Pour vérifier cette porosité, nous nous sommes fait accompagner jusqu’à un ces endroits où nous avons réussi à passer la frontière facilement. Avant de revenir sur nos pas pour rentrer au bercail.

En territoire ivoirien, à Gbapleu, si la majorité des habitants approuvent la décision de fermeture de la frontière, d’autres, tout en étant inquiets, se demandent à quoi sert cette mesure si la frontière reste perméable.

Le poste frontalier de Gbapleu. (Photo : Saint-Tra Bi)
Le poste frontalier de Gbapleu. (Photo : Saint-Tra Bi)



Sidibé Amara, planteur dans ce village, confirme que même si le gouvernement a fermé la frontière, il y a mille autres points d’entrée possibles. Il en veut pour preuve les nombreuses pistes qui permettent d’aller et de venir dans les deux sens sans être inquiétés. « Voilà des routes qui peuvent être des voies de transmission de la Covid-19 et d’Ebola. C’est regrettable, l’État ne peut pas mettre des militaires sur toutes les pistes de la zone », déplore-t-il.

Les passages clandestins

Sidibé Amara souligne que plusieurs points de passage clandestins ont été répertoriés par les forces de l’ordre dans la seule zone frontalière du village de Gbapleu. Mais hélas, il en reste toujours où le trafic se concentre à leur insu.

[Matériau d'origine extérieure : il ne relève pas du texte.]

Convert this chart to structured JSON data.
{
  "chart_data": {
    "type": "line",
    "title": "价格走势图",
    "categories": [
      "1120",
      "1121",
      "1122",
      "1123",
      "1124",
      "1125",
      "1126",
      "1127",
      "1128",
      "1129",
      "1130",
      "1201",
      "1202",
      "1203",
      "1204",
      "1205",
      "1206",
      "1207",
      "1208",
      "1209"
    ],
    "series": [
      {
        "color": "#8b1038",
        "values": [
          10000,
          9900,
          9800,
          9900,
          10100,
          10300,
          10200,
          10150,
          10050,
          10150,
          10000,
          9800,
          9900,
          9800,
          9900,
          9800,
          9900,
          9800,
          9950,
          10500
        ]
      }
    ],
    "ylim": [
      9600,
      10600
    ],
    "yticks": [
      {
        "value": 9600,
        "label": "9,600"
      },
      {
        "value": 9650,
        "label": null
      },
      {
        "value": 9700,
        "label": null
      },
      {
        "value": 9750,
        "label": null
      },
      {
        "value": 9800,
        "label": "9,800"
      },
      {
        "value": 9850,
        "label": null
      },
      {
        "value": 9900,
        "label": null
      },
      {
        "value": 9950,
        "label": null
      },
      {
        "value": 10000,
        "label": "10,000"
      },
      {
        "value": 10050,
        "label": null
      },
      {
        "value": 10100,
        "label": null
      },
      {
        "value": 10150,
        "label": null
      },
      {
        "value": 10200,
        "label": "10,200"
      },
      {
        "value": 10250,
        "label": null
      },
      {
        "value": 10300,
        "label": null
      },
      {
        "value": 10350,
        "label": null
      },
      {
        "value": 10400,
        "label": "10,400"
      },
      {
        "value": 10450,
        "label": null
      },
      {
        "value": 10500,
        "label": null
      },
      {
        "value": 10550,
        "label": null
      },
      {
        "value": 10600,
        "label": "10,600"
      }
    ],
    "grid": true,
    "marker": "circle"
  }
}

Pour Gouli Robert, un autre habitant du village, la fermeture de la frontière a surtout donné un coup de fouet aux trafics illégaux et à la multiplication des passages clandestins. ‘’La fermeture a entraîné une réduction considérable des flux commerciaux légaux. Mais elle a aussi contribué au développement des activités de contrebande. Cette mesure crée un gros préjudice pour l’économie locale. Seuls les convois humanitaires sont autorisés à traverser la frontière’’.

Gouli Robert se réjouit quand même du fait que le poste frontière soit équipé de matériel sanitaire. A savoir, des thermomètres à infrarouges, des gants, des bavettes et autres cache-nez. Cela lui paraît rassurant. Même s’il se demande à quoi sert tout ce dispositif quand la frontière reste poreuse.

Une chose est sûre, la fermeture des frontières a effectivement permis de limiter les mouvements des populations. Mais elle ne les a pas arrêtés. Le défi à relever, c’est celui de l’identification et de la fermeture des passages illégaux qui s’étendent tout le long de la frontière. Et qui sont très exploités par les chauffeurs de taxis-motos. Une aubaine pour eux, même si cela met en péril la santé de leurs clients.

Mais les conducteurs de taxis-motos rejettent en bloc ces accusations. Ils soutiennent qu’ils sont conscients de ce que cela peut leur coûter s’ils jouent à ce jeu.